Anti-Americanism Runs Deep in Fallujah

Author: 
Sameer N. Yacoub, Associated Press
Publication Date: 
Thu, 2004-04-01 03:00

FALLUJAH, 1 April 2004 — The city of Fallujah, where the killings of four foreigners occurred yesterday, has been a flashpoint for conflict since the start of the occupation. Its residents are deeply tribal, some subscribe to radical versions of Islam and the region is part of the so-called Sunni Triangle where support for Saddam Hussein was strong.

Like other cities in the Sunni-dominated area that stretches north and west of the Iraqi capital, Fallujah benefited from Saddam’s 23 years in power. Factories were built there providing employment. The former dictator, himself a Sunni, recruited his elite Republican Guard officers and members of the brutal security agencies from Iraq’s Sunni minority.

Resentment of the US presence in this city, which lies on the Euphrates River, 55 kilometers (35 miles) west of Baghdad, has run deep since American troops fired twice on crowds in April last year during the invasion, killing 18 Iraqis.

Fallujah has a population of some 500,000 people, many of whom adhere to Sunni Islam.

They find the behavior by American troops like raiding homes and detaining men in front of wives and children as offensive and see the Americans as an occupying army that has come to subjugate them.

The US military says it is taking pains to adhere to local customs and not offend people.
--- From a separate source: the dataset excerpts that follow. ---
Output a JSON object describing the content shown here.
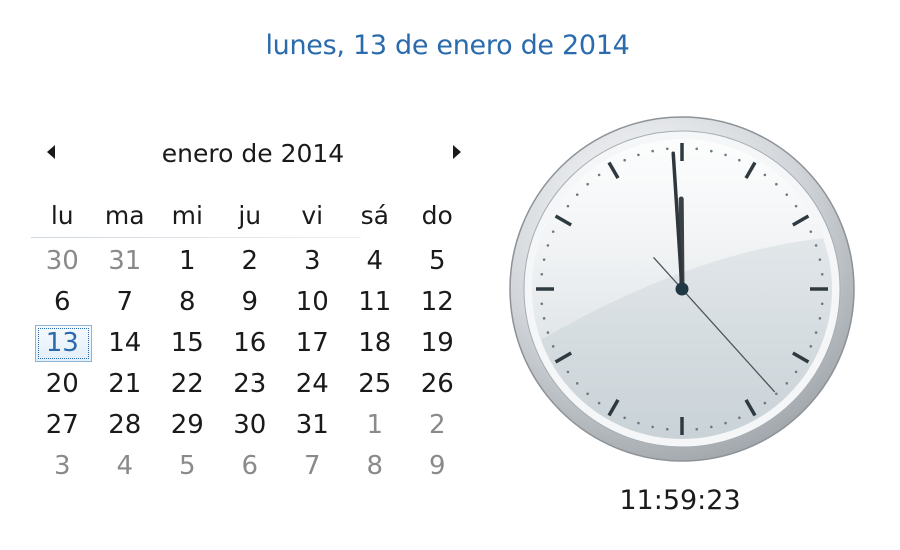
{
  "header": {
    "long_date": "lunes, 13 de enero de 2014"
  },
  "calendar": {
    "month_title": "enero de 2014",
    "prev_icon": "triangle-left-icon",
    "next_icon": "triangle-right-icon",
    "weekdays": [
      "lu",
      "ma",
      "mi",
      "ju",
      "vi",
      "sá",
      "do"
    ],
    "weeks": [
      [
        "30",
        "31",
        "1",
        "2",
        "3",
        "4",
        "5"
      ],
      [
        "6",
        "7",
        "8",
        "9",
        "10",
        "11",
        "12"
      ],
      [
        "13",
        "14",
        "15",
        "16",
        "17",
        "18",
        "19"
      ],
      [
        "20",
        "21",
        "22",
        "23",
        "24",
        "25",
        "26"
      ],
      [
        "27",
        "28",
        "29",
        "30",
        "31",
        "1",
        "2"
      ],
      [
        "3",
        "4",
        "5",
        "6",
        "7",
        "8",
        "9"
      ]
    ],
    "outside_month": [
      [
        true,
        true,
        false,
        false,
        false,
        false,
        false
      ],
      [
        false,
        false,
        false,
        false,
        false,
        false,
        false
      ],
      [
        false,
        false,
        false,
        false,
        false,
        false,
        false
      ],
      [
        false,
        false,
        false,
        false,
        false,
        false,
        false
      ],
      [
        false,
        false,
        false,
        false,
        false,
        true,
        true
      ],
      [
        true,
        true,
        true,
        true,
        true,
        true,
        true
      ]
    ],
    "today": {
      "week": 2,
      "day": 0
    }
  },
  "clock": {
    "time": "11:59:23",
    "hours": 11,
    "minutes": 59,
    "seconds": 23
  },
  "colors": {
    "accent": "#2a6aad",
    "text": "#1a1a1a",
    "muted": "#8a8a8a"
  }
}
It says it is spending millions of dollars on reconstruction projects, but it acknowledges its benevolent message isn’t getting through.

“Fallujah remains one of those cities in Iraq that just don’t get it,” US Army Brig. Gen. Mark Kimmitt said yesterday after the latest killings. “They have a view that somehow the harder they fight, the better chance they have for achieving some sort of (restorative) movement within the country.”

But he said the rebels were “a small minority” of Fallujah residents.

The California-based 1st Marine Expeditionary Force assumed responsibility for Fallujah and surrounding areas from the Army’s 82nd Airborne Division in a troop rotation on March 24.

Two days later, Marines and insurgents fought a lengthy street battle in the city’s working-class Al-Askari district that killed one Marine and wounded seven others. Five Iraqis also died.

Kimmitt blamed the violence on insurgents trying to test the willingness of the Marines to fight so soon after their arrival. A total of eight Marines have been killed in two weeks.